Mixed designs examine how effects of one factor (e.g., treatment condition) vary across levels of another factor (e.g., time or individual differences). They provide statistical efficiency and rich information but require understanding of interaction effects and threaten validity when between-groups differences interact with within-subject order or learning effects.
Sketch designs using 2×3 matrices (rows = between factor, columns = within factor) to visualize structure. Practice interpreting two-way interactions: does the effect of time differ by group? Does the effect of treatment differ by testing occasion? Use graphical displays showing both levels of complexity.
You've studied between-subjects designs, where different participants are assigned to different conditions, and within-subjects designs, where the same participants experience all conditions.

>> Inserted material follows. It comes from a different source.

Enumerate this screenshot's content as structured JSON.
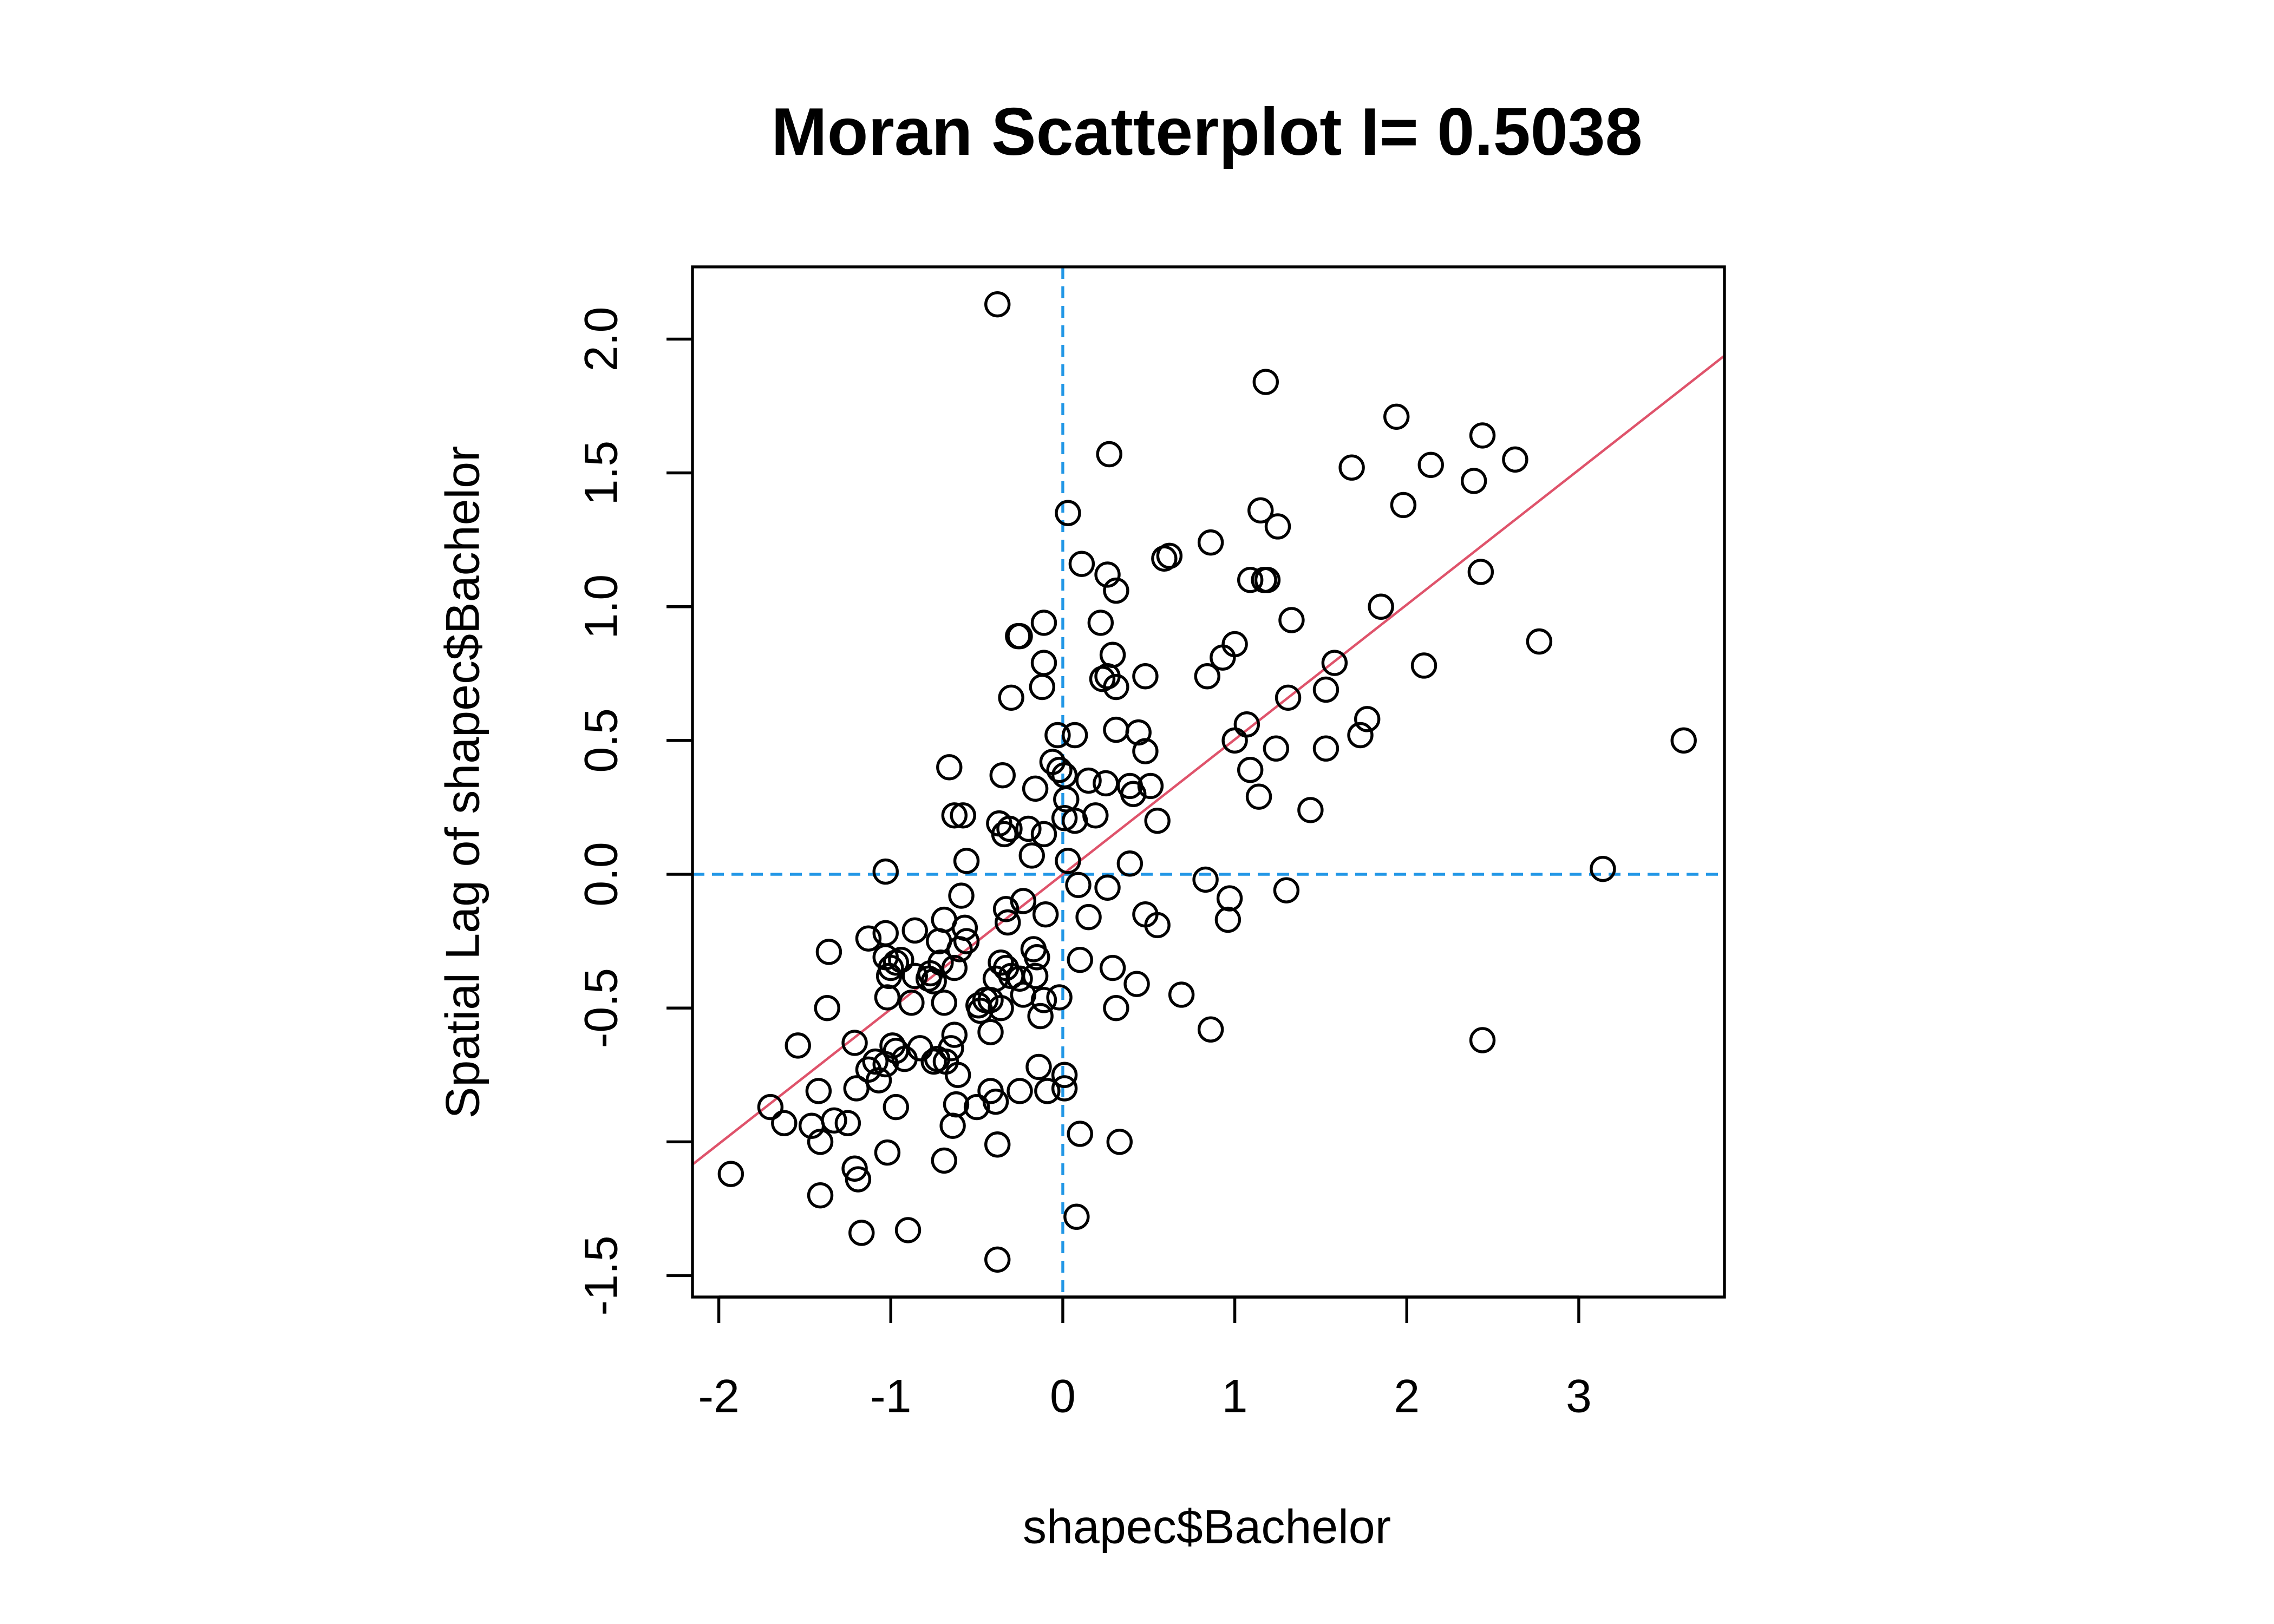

Each has characteristic strengths and limitations. Between-subjects designs eliminate carryover effects but require more participants and leave person-level variance in the error term, reducing power. Within-subjects designs are statistically efficient (person variance is removed) but are vulnerable to order effects, practice, and fatigue. A mixed-factorial design combines both in a single study: at least one factor is between-subjects and at least one factor is within-subjects, and the design asks how these factors interact.
The canonical mixed design in psychological research is the treatment × time design: participants are randomly assigned to treatment versus control (the between-subjects factor), then measured at multiple time points — pre-treatment, post-treatment, and follow-up (the within-subjects factor). This structure answers three questions at once: Did scores change over time (main effect of time)? Did the groups differ overall (main effect of group)? Did the trajectory of change over time differ between groups (the interaction)? The interaction is usually the scientifically central question — not "did the treatment group score higher overall?" but "did the treatment group improve more over time than the control group?" A significant group × time interaction is the signature of a differential treatment trajectory.
Reading mixed-design interactions requires visualizing them carefully. Plot time on the x-axis, the DV on the y-axis, and draw separate lines for each group. Parallel lines mean no interaction — both groups changed the same amount over time. Non-parallel lines — one group's slope steeper, or the two lines crossing — signal an interaction. The direction of non-parallelism tells you what the interaction means: if the treatment group rises steeply while the control group is flat, treatment produced gains that the control condition did not. If both groups rise initially but only the treatment group maintains gains at follow-up, the interaction is in the time × treatment trajectory and points to durability rather than acute efficacy.
A specific threat to mixed designs is the possibility that carryover effects from the within-subjects factor interact with between-subjects group differences. Suppose participants in the treatment group have had more exposure to the task by Time 3 and are therefore more fatigued; the control group, having received neutral activities, does not fatigue the same way. Now the decline in the treatment group at Time 3 reflects fatigue, not treatment decay — but this confound looks exactly like a Group × Time interaction. Counterbalancing and careful order-effect analysis are required to separate treatment effects from fatigue or practice that is differentially distributed across groups.
The mixed design's power advantage depends on how variance is partitioned. The within-subjects factor benefits from individual error removal — each person acts as their own baseline, so the error term for within-subjects effects and interactions is smaller. However, the between-subjects factor retains person-level variance in its error term, so between-groups effects are tested with less power than within-subjects effects, all else equal. This means mixed designs are especially well-suited to research questions where you expect large time or condition effects (detected with power by the within-subjects component) and where group effects are larger or you've sampled enough to compensate for the less efficient between-subjects error term.